High School Holocaust Education

In high school students engage in the academic study of the diversity of the Jewish experience during the Holocaust. The annual Yom HaShoah commemoration focuses on what we have lost as a community, with events of the day focused on commemoration and education. The student-led program features a memorial - or sacred marking of time, a vigil where the names of those who perished are read out loud, and an educational program. The program explores a different theme each year, with the ultimate goal of exposing students to the wide variety of stories and experiences of our people during the Holocaust. 

While all students participate in the annual Yom HaShoah observance, the primary focus of Holocaust study happens in 10th grade as part of the Modern Jewish History curriculum. Through their study of Jewish life in the modern age, students contextualize the Holocaust in a broader understanding of Jewish life in Europe from the time of settlement there. Students explore historical documents, memoirs, personal narratives, and listen to stories of survivors as they work to understand how the Holocaust happened and the impact it had on the development of Jewish identity and community in Europe and beyond.
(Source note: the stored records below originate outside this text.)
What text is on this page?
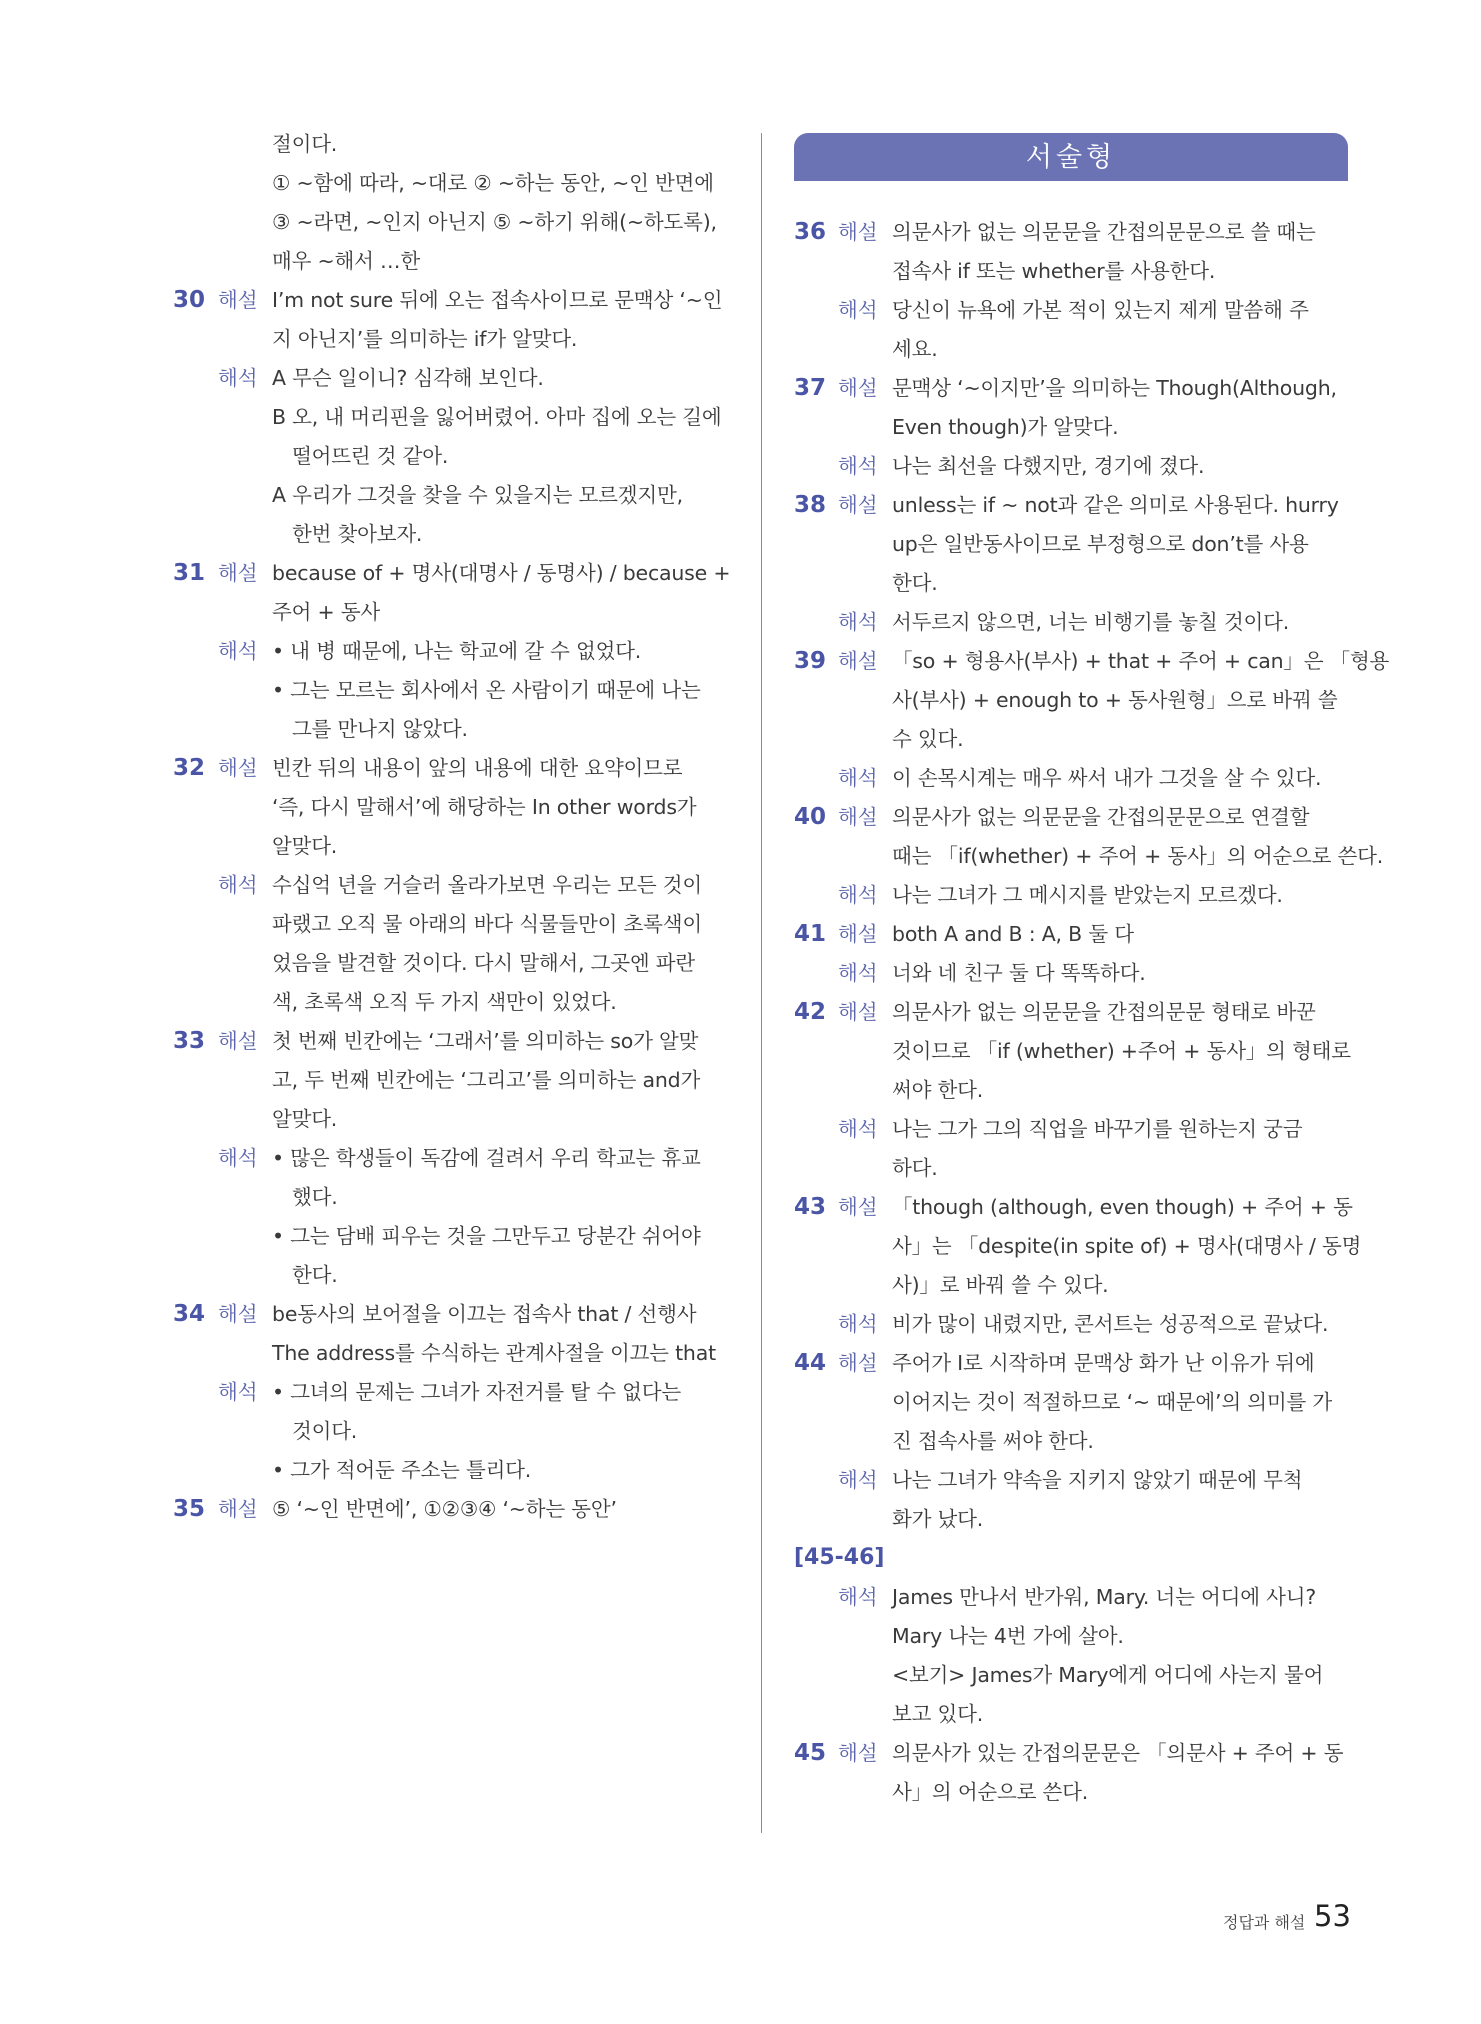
서술형
절이다.
① ~함에 따라, ~대로 ② ~하는 동안, ~인 반면에
③ ~라면, ~인지 아닌지 ⑤ ~하기 위해(~하도록),
매우 ~해서 …한
30 해설 I’m not sure 뒤에 오는 접속사이므로 문맥상 ‘~인
지 아닌지’를 의미하는 if가 알맞다.
해석 A 무슨 일이니? 심각해 보인다.
B 오, 내 머리핀을 잃어버렸어. 아마 집에 오는 길에
떨어뜨린 것 같아.
A 우리가 그것을 찾을 수 있을지는 모르겠지만,
한번 찾아보자.
31 해설 because of + 명사(대명사 / 동명사) / because +
주어 + 동사
해석 • 내 병 때문에, 나는 학교에 갈 수 없었다.
• 그는 모르는 회사에서 온 사람이기 때문에 나는
그를 만나지 않았다.
32 해설 빈칸 뒤의 내용이 앞의 내용에 대한 요약이므로
‘즉, 다시 말해서’에 해당하는 In other words가
알맞다.
해석 수십억 년을 거슬러 올라가보면 우리는 모든 것이
파랬고 오직 물 아래의 바다 식물들만이 초록색이
었음을 발견할 것이다. 다시 말해서, 그곳엔 파란
색, 초록색 오직 두 가지 색만이 있었다.
33 해설 첫 번째 빈칸에는 ‘그래서’를 의미하는 so가 알맞
고, 두 번째 빈칸에는 ‘그리고’를 의미하는 and가
알맞다.
해석 • 많은 학생들이 독감에 걸려서 우리 학교는 휴교
했다.
• 그는 담배 피우는 것을 그만두고 당분간 쉬어야
한다.
34 해설 be동사의 보어절을 이끄는 접속사 that / 선행사
The address를 수식하는 관계사절을 이끄는 that
해석 • 그녀의 문제는 그녀가 자전거를 탈 수 없다는
것이다.
• 그가 적어둔 주소는 틀리다.
35 해설 ⑤ ‘~인 반면에’, ①②③④ ‘~하는 동안’
36 해설 의문사가 없는 의문문을 간접의문문으로 쓸 때는
접속사 if 또는 whether를 사용한다.
해석 당신이 뉴욕에 가본 적이 있는지 제게 말씀해 주
세요.
37 해설 문맥상 ‘~이지만’을 의미하는 Though(Although,
Even though)가 알맞다.
해석 나는 최선을 다했지만, 경기에 졌다.
38 해설 unless는 if ~ not과 같은 의미로 사용된다. hurry
up은 일반동사이므로 부정형으로 don’t를 사용
한다.
해석 서두르지 않으면, 너는 비행기를 놓칠 것이다.
39 해설 「so + 형용사(부사) + that + 주어 + can」은 「형용
사(부사) + enough to + 동사원형」으로 바꿔 쓸
수 있다.
해석 이 손목시계는 매우 싸서 내가 그것을 살 수 있다.
40 해설 의문사가 없는 의문문을 간접의문문으로 연결할
때는 「if(whether) + 주어 + 동사」의 어순으로 쓴다.
해석 나는 그녀가 그 메시지를 받았는지 모르겠다.
41 해설 both A and B : A, B 둘 다
해석 너와 네 친구 둘 다 똑똑하다.
42 해설 의문사가 없는 의문문을 간접의문문 형태로 바꾼
것이므로 「if (whether) +주어 + 동사」의 형태로
써야 한다.
해석 나는 그가 그의 직업을 바꾸기를 원하는지 궁금
하다.
43 해설 「though (although, even though) + 주어 + 동
사」는 「despite(in spite of) + 명사(대명사 / 동명
사)」로 바꿔 쓸 수 있다.
해석 비가 많이 내렸지만, 콘서트는 성공적으로 끝났다.
44 해설 주어가 I로 시작하며 문맥상 화가 난 이유가 뒤에
이어지는 것이 적절하므로 ‘~ 때문에’의 의미를 가
진 접속사를 써야 한다.
해석 나는 그녀가 약속을 지키지 않았기 때문에 무척
화가 났다.
[45-46]
해석 James 만나서 반가워, Mary. 너는 어디에 사니?
Mary 나는 4번 가에 살아.
<보기> James가 Mary에게 어디에 사는지 물어
보고 있다.
45 해설 의문사가 있는 간접의문문은 「의문사 + 주어 + 동
사」의 어순으로 쓴다.
정답과 해설 53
Students further their understanding of the Holocaust and post-Holocaust Jewish identity as part of our World Jewry course and their study of Modern Israel and American Jewish History. In these courses, they study what followed the Holocaust and the rebuilding of Jewish life around the world. The Jewish Text curriculum, too, engages in study of the Holocaust through a variety of lenses - from the understanding of triage and issuance of work permissions in the ghettos; to the reading of The Sunflower and discussions of theodicy, post-Holocaust theology, and a review of teshuvot (Rabbinic responsa) issued during and in response to the Holocaust.